C'est une extrême naïveté de s'imaginer que les autres nations renonceront à leurs intérêts primordiaux pour prendre fait et cause pour les intérêts de l'Afrique et cela parce qu'ils auront entendu les leçons de morale d'une certaine littérature africaine. Il s'agit aujourd'hui du développement de nos pays et non plus de leurs indépendances. Nos attitudes, quand nous nous battions pour gagner l'indépendance politique de nos pays ne peuvent plus être strictement les mêmes aujourd'hui, où nous nous battons contre la pauvreté et pour l'amélioration de nos conditions d'existence. Si je parle d'attitudes, c'est parce que précisément, la littérature ne manifeste son influence qu'à ce niveau. Les idées qu'elle fait circuler, les schèmes de comportement qu'elle diffuse, les conflits qu'elle exprime et toutes sortes de visions du monde qu'elle fait éclore sont indiscutablement déterminants dans la vie quotidienne des hommes. C'est ainsi que des attitudes de passivité et d'irresponsabilité peuvent être déterminées par une littérature passéiste, faite principalement de ressentiments et d'autosatisfaction. Comment ne pas voir qu'une telle littérature est irrémédiablement réactionnaire et agit contre le développement ?

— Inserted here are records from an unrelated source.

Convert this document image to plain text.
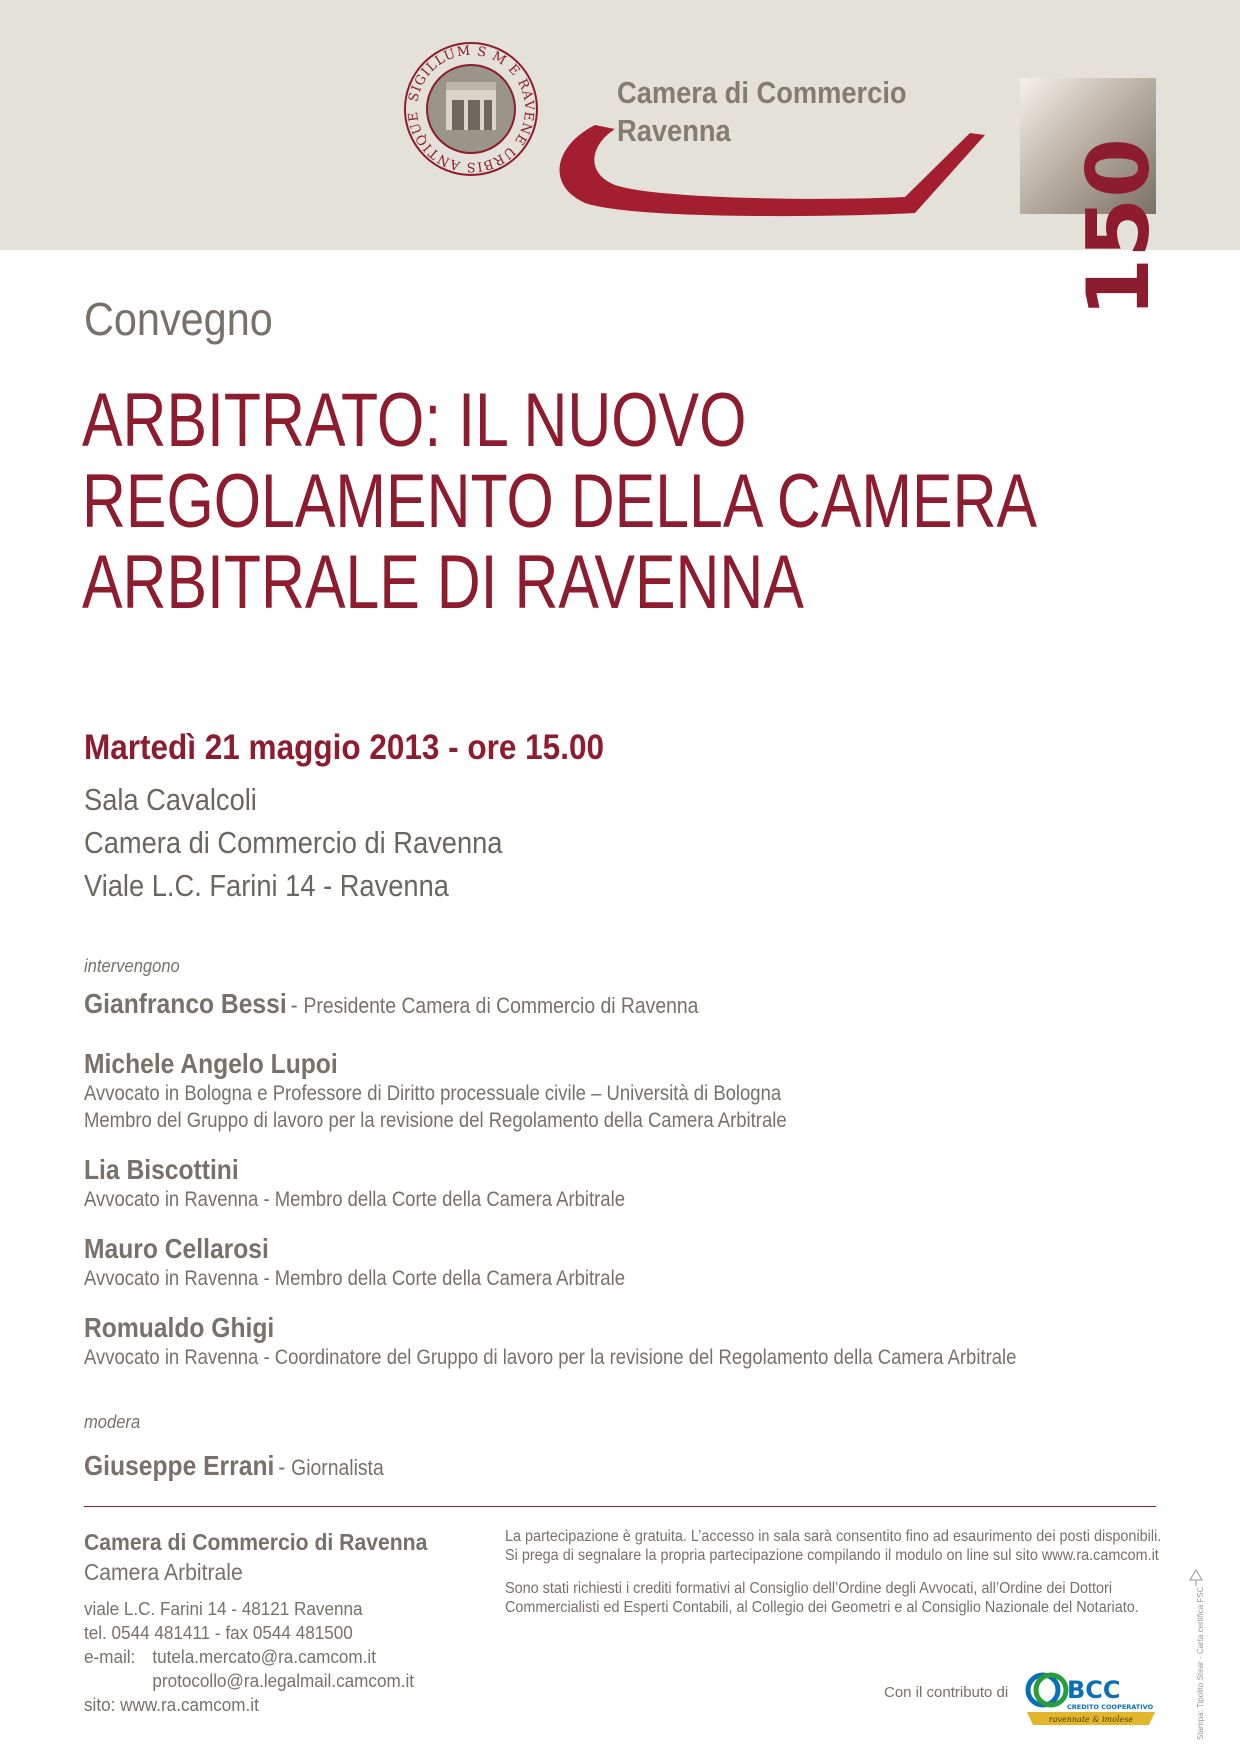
SIGILLUM S M E RAVENE URBIS ANTIQUE
Camera di Commercio
Ravenna
150
Convegno
ARBITRATO: IL NUOVO
REGOLAMENTO DELLA CAMERA
ARBITRALE DI RAVENNA
Martedì 21 maggio 2013 - ore 15.00
Sala Cavalcoli
Camera di Commercio di Ravenna
Viale L.C. Farini 14 - Ravenna
intervengono
Gianfranco Bessi - Presidente Camera di Commercio di Ravenna
Michele Angelo Lupoi
Avvocato in Bologna e Professore di Diritto processuale civile – Università di Bologna
Membro del Gruppo di lavoro per la revisione del Regolamento della Camera Arbitrale
Lia Biscottini
Avvocato in Ravenna - Membro della Corte della Camera Arbitrale
Mauro Cellarosi
Avvocato in Ravenna - Membro della Corte della Camera Arbitrale
Romualdo Ghigi
Avvocato in Ravenna - Coordinatore del Gruppo di lavoro per la revisione del Regolamento della Camera Arbitrale
modera
Giuseppe Errani - Giornalista
Camera di Commercio di Ravenna
Camera Arbitrale
viale L.C. Farini 14 - 48121 Ravenna
tel. 0544 481411 - fax 0544 481500
e-mail: tutela.mercato@ra.camcom.it
protocollo@ra.legalmail.camcom.it
sito:
www.ra.camcom.it

La partecipazione è gratuita. L’accesso in sala sarà consentito fino ad esaurimento dei posti disponibili.
Si prega di segnalare la propria partecipazione compilando il modulo on line sul sito www.ra.camcom.it

Sono stati richiesti i crediti formativi al Consiglio dell’Ordine degli Avvocati, all’Ordine dei Dottori
Commercialisti ed Esperti Contabili, al Collegio dei Geometri e al Consiglio Nazionale del Notariato.

Con il contributo di BCC
CREDITO COOPERATIVO
ravennate & imolese	Stampa: Tipolito Stear - Carta certifica FSC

La littérature peut parfaitement se révéler réactionnaire et retardatrice par rapport aux exigences de transformation et de progrès. Mais chacun sait également que cette même littérature peut être révolutionnaire quand, à travers les visions du monde qu'elle élabore et les attitudes qu'elle induit, elle se pose en fossoyeuse des mondes de distorsion et de laideur réellement et actuellement existants. Ainsi fut la littérature négro-africaine d'avant 1960 qui, contrairement à ce que beaucoup croient encore, ne saurait être la littérature révolutionnaire d'aujourd'hui et pour la bonne raison que la révolution d'hier a toujours comme vocation à peu près inéluctable de devenir la réaction d'aujourd'hui.

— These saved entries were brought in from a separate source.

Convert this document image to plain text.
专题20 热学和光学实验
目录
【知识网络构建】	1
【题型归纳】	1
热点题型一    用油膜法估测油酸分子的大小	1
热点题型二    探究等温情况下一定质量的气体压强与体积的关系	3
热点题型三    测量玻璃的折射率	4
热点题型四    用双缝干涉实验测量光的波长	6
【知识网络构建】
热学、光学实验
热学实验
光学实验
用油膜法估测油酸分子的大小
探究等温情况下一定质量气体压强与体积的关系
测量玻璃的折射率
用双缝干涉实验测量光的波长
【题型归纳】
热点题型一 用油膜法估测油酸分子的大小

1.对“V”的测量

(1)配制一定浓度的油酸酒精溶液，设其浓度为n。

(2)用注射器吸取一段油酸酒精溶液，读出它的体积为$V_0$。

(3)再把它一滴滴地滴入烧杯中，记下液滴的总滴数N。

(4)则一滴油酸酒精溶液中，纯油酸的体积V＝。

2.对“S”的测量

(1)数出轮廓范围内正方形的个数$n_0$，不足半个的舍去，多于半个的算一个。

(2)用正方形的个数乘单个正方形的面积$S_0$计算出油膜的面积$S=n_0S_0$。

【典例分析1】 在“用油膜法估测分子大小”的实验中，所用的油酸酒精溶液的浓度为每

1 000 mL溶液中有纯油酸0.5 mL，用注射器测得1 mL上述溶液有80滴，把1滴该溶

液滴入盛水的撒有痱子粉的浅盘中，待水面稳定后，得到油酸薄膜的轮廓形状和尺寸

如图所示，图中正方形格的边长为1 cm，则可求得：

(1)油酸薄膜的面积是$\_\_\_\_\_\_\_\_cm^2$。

Les diverses croyances et convictions d'un peuple sont entretenues et renforcées par la pratique quotidienne certes, mais aussi par la littérature, qu'elle soit écrite ou orale. Et nous savons que ces croyances et convictions influent sur notre comportement au sein de la communauté. Faut-il revenir sur les exemples que j'ai déjà cités dans " De la médiocrité à l'excellence * et qui illustrent le blocage qui peut être imposé au développement par des visions de monde et des croyances caractéristiques d'un état précis des mentalités ? La littérature est responsable des mentalités et ces mentalités sont responsables du développement en tant que celui-ci est l'affaire des hommes concrets, vivant dans des conditions déterminées et participant à des visions non moins déterminées du monde. C'est pourquoi je dis que la littérature aussi, quoi qu'en pensent ceux qui ne veulent espérer qu'en la seule science peut servir le développement, quand elle n'est pas une littérature réactionnaire.

Une littérature au service du développement sera donc tout le contraire d'une littérature de constat. Si, en tant que superstructure elle peut influer sur l'infrastructure économique, c'est dans la mesure où elle ne se contente pas de prendre acte de la production des biens de consommation et de l'ordre moral existant, mais injecte dans les préoccupations des hommes d'action et des responsables du développement le souci de la valeur. La véritable littérature engagée est celle qui ne transforme pas le fait en droit mais tente de légiférer sur le fait en proposant une vision corrective de la réalité ambiante. Mais que faut-il entendre par souci de la valeur ?On aura vite fait de me rétorquer que l'automobile est une valeur, le maïs, la pomme de terre, l'électricité, etc. sont des valeurs immédiatement perçues comme telles par chacun de nous. .Et bien entendu si l'on s'engage dans cette voie des valeurs pratiques on ne peut que rencontrer une véritable inflation des valeurs auxquelles il faut nécessairement trouver une commune mesure. Comment ne pas se rendre compte que les valeurs pratiques sont nécessairement relatives et contingentes ? Avant l'électricité, la lampe à huile était aussi une valeur ; elle le demeure d'ailleurs pour les villageois qui ne cessent du reste pas d'envier le sort des citadins. Si l'automobile est une valeur ici, l'âne ou le cheval ou le dromadaire sont également des valeurs là-bas. En réalité donc, la vraie valeur est celle à laquelle toutes celles-là sont subordonnées :l'épanouissement total de l'homme, sous quelque cieux qu'il vive. Aujourd'hui en Afrique, nous connaissons, bien davantage qu'une inflation, une véritable crise des valeurs. Et cette crise concerne davantage les valeurs morales que les valeurs ustensiles du genre de celles que j'ai énumérées. Les ancêtres sont-ils, oui ou non, définitivement morts ou subsistent-ils dans notre environnement quotidien ?Les uns croient encore que les morts ne sont pas véritablement morts. Ce sont ceux-là qui opposeront à un projet de développement une résistance farouche qui, ainsi qu'on peut le deviner, puise toute sa force dans les tréfonds de la personnalité totale de ceux-là. Alors nous verrons échouer un projet de dragage du lit d'un fleuve sous prétexte que les esprits des morts-vivants y reposent.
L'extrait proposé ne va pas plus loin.